Reagan's strenuous attempts to make Nicaragua a pariah nation are falling flat. The European Economic Community meeting in September was told by Secretary of State George P. Shultz to exclude Nicaragua from its regional economic development plans for Latin America. They told him to go away.
The Dutch government officially deplored the U.S. withdrawal from the International Court of Justice in the matter of the mining of Nicaraguan harbors. Other European nations have registered disapproval of contra activities that have destroyed rehabilitation projects they have set up in Nicaragua.
The Irish stubbornly resist the Reagan policies. Their leader, Garrett FitzGerald, gently told Reagan to his face -- during last year's triumphant tour of his ancestral country -- that he was going at it wrong in Nicaragua. Recently, Nicaragua's deputy foreign minister, Sergio Ramirez, visited Dublin and was received by the prime minister.

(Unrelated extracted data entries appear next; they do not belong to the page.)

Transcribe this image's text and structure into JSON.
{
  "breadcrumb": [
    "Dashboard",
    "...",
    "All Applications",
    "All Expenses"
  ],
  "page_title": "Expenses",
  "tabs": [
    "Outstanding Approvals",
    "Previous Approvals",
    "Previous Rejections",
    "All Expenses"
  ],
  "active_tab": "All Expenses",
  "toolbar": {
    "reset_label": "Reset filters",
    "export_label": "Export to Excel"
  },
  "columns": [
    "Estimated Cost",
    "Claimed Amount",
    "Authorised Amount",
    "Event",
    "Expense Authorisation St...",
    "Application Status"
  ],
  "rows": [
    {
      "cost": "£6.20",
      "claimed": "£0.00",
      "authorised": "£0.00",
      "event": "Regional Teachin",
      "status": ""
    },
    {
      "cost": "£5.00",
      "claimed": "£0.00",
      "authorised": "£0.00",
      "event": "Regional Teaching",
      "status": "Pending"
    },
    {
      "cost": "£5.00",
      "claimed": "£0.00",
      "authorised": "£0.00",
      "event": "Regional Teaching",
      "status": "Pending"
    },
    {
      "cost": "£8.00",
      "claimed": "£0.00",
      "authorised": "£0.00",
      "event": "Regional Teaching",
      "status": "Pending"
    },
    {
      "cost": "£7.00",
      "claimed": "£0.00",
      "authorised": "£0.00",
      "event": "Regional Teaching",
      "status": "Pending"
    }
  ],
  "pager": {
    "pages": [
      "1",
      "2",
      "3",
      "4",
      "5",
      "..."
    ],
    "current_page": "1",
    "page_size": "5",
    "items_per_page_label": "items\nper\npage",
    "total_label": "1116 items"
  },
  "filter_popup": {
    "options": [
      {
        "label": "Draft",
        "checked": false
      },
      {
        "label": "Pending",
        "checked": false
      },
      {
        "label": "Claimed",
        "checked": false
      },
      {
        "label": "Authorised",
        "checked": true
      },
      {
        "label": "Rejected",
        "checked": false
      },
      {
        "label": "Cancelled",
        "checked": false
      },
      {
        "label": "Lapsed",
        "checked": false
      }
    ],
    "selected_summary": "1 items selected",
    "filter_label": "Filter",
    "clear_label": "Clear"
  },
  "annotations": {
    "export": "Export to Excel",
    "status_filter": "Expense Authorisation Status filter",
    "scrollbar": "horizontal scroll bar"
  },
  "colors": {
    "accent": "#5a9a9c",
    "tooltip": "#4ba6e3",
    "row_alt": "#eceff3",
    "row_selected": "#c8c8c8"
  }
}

In London, Ramirez was granted an audience with Prime Minister Margaret Thatcher, Reagan's self-described "greatest fan," who failed to come up with a single effusion for his Nicaraguan stance on her recent visit here.
Perhaps Reagan was counting on the support of America's conservative Roman Catholic bishops, his splendid allies in his reelection campaign. Alas for those hopes: Last week's papers and television reports carried a picture of Nicaraguan President Daniel Ortega offering a new peace plan, with Archbishop John J. O'Connor of New York, the most rigid conservative of the U.S. church's hierarchy, by his side.
The president has claimed that Sandinista slights to the Catholic Church and the pope are especially intolerable to him. But if O'Connor -- who offered to be an unofficial "bridge-builder" -- can handle it, Reagan is a bit isolated.
You'd think the old trouper would notice that the theater is empty and close the show.